L’intervento a fumetti ha richiesto un lavoro di riscrittura della storie raccontate in “L’amore secondo noi“. In quest’ultimo, i ragazzi raccontano in prima persona il loro percorso individuale e sessuale. In “Sciò!” la Argnani riscrive le storie mettendole sotto una luce diversa, portando a galla l’aspetto più emotivo di ogni esperienza, sottolineando l’importanza di uno sguardo, di una carezza o di un silenzio.

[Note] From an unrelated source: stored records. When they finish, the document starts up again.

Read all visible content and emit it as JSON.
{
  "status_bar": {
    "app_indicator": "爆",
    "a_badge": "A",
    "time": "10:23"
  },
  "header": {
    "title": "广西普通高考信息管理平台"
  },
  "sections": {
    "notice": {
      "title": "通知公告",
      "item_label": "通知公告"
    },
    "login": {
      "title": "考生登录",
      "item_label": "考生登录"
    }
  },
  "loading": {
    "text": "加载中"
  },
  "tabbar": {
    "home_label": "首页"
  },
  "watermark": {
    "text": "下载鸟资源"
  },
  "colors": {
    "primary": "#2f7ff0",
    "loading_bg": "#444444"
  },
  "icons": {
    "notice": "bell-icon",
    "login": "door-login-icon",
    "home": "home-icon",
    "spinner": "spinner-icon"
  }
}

Sotto il profilo stilistico, gli sfondi del fumetto sono spesso indefiniti: quando i protagonisti sono a casa in camera loro, l’autrice disegna gli interni, altrimenti i ragazzi si muovono in ambienti sospesi su sfondi neutri, in cui emergono i volti e i corpi. In altri lavori (soprattutto su “Strane convivenze“, letta su “Brand New” n 2, 3 e 4, edizioni Free Books), Giulia Argnani si dimostra abile nel tratteggiare i luoghi sia esterni che interni. L’università, la strada, l’atmosfera studentesca della casa in cui si compiono le vicende narrate sono descritte con precisione e dovizia di particolari. Tutto questo aggiunge tridimensionalità a “Strane convivenze”: sembra di poter entrare nello spazio del racconto e viverlo in profondità, dall’interno. Su “Sciò!”, invece, la mancanza di una caratterizzazione dei luoghi fa sì che i personaggi si muovano in ambienti quasi bidimensionali, definiti da sfondi bianchi e neri. Troppo spesso la Argnani indugia sui primi piani dei visi, col risultato di avere storie graficamente sempre troppo simili tra loro, in un generale appiattimento sia dal punto di vista del ritmo che da quello delle emozioni che ognuna dovrebbe trasmettere.

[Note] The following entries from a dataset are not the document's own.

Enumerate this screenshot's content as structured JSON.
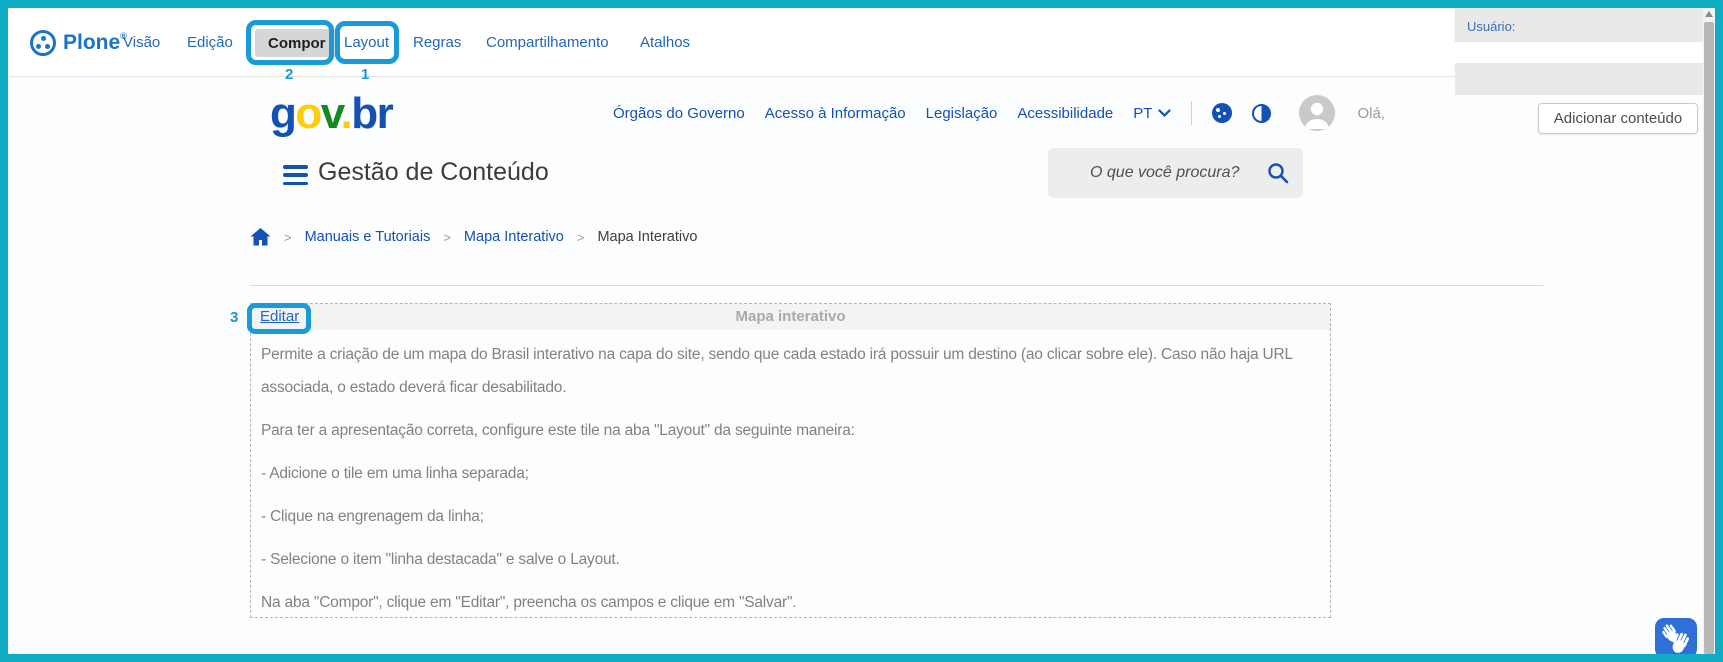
{
  "toolbar": {
    "logo": "Plone",
    "logo_reg": "®",
    "items": [
      {
        "label": "Visão"
      },
      {
        "label": "Edição"
      },
      {
        "label": "Compor",
        "selected": true
      },
      {
        "label": "Layout"
      },
      {
        "label": "Regras"
      },
      {
        "label": "Compartilhamento"
      },
      {
        "label": "Atalhos"
      }
    ],
    "user_label": "Usuário:"
  },
  "annotations": {
    "layout_step": "1",
    "compor_step": "2",
    "editar_step": "3",
    "highlight_color": "#189BD8"
  },
  "header": {
    "logo_parts": [
      {
        "text": "g",
        "color": "#1351B4"
      },
      {
        "text": "o",
        "color": "#FFCD07"
      },
      {
        "text": "v",
        "color": "#168821"
      },
      {
        "text": ".",
        "color": "#FFCD07"
      },
      {
        "text": "br",
        "color": "#1351B4"
      }
    ],
    "nav": [
      {
        "label": "Órgãos do Governo"
      },
      {
        "label": "Acesso à Informação"
      },
      {
        "label": "Legislação"
      },
      {
        "label": "Acessibilidade"
      }
    ],
    "language": "PT",
    "greeting": "Olá,",
    "add_content_button": "Adicionar conteúdo"
  },
  "titlebar": {
    "title": "Gestão de Conteúdo",
    "search_placeholder": "O que você procura?"
  },
  "breadcrumb": {
    "separator": ">",
    "links": [
      {
        "label": "Manuais e Tutoriais"
      },
      {
        "label": "Mapa Interativo"
      }
    ],
    "current": "Mapa Interativo"
  },
  "tile": {
    "edit_link": "Editar",
    "title": "Mapa interativo",
    "paragraphs": [
      "Permite a criação de um mapa do Brasil interativo na capa do site, sendo que cada estado irá possuir um destino (ao clicar sobre ele). Caso não haja URL associada, o estado deverá ficar desabilitado.",
      "Para ter a apresentação correta, configure este tile na aba \"Layout\" da seguinte maneira:",
      "- Adicione o tile em uma linha separada;",
      "- Clique na engrenagem da linha;",
      "- Selecione o item \"linha destacada\" e salve o Layout.",
      "Na aba \"Compor\", clique em \"Editar\", preencha os campos e clique em \"Salvar\"."
    ]
  },
  "colors": {
    "frame_teal": "#0FADC4",
    "govbr_blue": "#1351B4",
    "govbr_yellow": "#FFCD07",
    "govbr_green": "#168821",
    "plone_blue": "#1C74C4",
    "annotation_cyan": "#189BD8",
    "vlibras_blue": "#2E6FD8"
  },
  "icons": {
    "plone-logo-icon": "circle-with-three-dots",
    "hamburger-icon": "three-bars",
    "search-icon": "magnifier",
    "home-icon": "house",
    "chevron-down-icon": "chevron-down",
    "cookie-icon": "cookie-dots",
    "contrast-icon": "half-filled-circle",
    "avatar-icon": "person-silhouette",
    "vlibras-icon": "sign-language-hands",
    "scrollbar-up-icon": "triangle-up"
  }
}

Dal punto di vista strettamente legato al fumetto, quindi, “Sciò!” prova a sfruttare questo tipo di linguaggio, che è di certo molto amato e familiare al target del libro, ma non convince fino in fondo perché, più si lo legge, più si ha la sensazione che avrebbe richiesto molto più tempo per essere disegnato a un livello che la Argnani saprebbe certamente raggiungere.

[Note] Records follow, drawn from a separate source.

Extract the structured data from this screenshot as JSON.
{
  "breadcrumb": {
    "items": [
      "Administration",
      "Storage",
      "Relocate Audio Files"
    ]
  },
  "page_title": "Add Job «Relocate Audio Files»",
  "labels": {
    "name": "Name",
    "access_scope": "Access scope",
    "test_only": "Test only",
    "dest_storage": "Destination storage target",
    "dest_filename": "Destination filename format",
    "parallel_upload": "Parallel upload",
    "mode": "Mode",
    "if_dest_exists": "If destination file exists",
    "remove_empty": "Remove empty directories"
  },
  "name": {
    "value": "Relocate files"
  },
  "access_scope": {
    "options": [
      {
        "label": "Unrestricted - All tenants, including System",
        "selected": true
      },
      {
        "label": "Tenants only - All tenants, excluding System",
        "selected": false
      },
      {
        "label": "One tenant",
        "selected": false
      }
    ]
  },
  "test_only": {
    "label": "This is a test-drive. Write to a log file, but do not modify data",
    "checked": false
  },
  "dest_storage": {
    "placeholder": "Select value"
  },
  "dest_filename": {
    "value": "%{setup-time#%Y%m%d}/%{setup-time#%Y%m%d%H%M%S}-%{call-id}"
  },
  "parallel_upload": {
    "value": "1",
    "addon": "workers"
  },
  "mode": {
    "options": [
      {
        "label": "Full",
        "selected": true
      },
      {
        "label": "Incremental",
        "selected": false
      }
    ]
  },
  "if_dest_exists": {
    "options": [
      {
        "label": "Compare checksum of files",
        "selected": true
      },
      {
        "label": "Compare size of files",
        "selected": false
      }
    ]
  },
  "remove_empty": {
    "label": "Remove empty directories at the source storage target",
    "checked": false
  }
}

In definitiva, “Sciò” ha il sapore di un’occasione persa. Da un lato, il tema toccato e le risposte avute durante gli incontri con i ragazzi, favorito dall’entusiasmo e la passione di Delia Vaccarello, hanno dimostrato che una parte delle nuove generazioni sta cambiando. Cambiando nel modo di ragionare, di usare le parole per definire sé stessi e gli altri, nel modo di dimostrare rispetto e comprensione nei confronti del “diverso da sé”. L’autrice ha a disposizione molto materiale autentico per dimostrare che qualcosa si sta muovendo, eppure in questo volume sembra concentrarsi troppo su alcune problematiche, escludendone altre. é come se mancassero alcuni capitoli. Non tutti i lettori trovano una storia che gli assomigli, quindi “Sciò!” diventa un fumetto in gran parte rivolto a un pubblico già sensibile alle tematiche gay, rischiando così di perdere la fetta di lettori più interessante da conquistare: quella che non si riconosce nei dubbi sollevati dal libro ma anche quella più chiusa e ostile verso il tema trattato.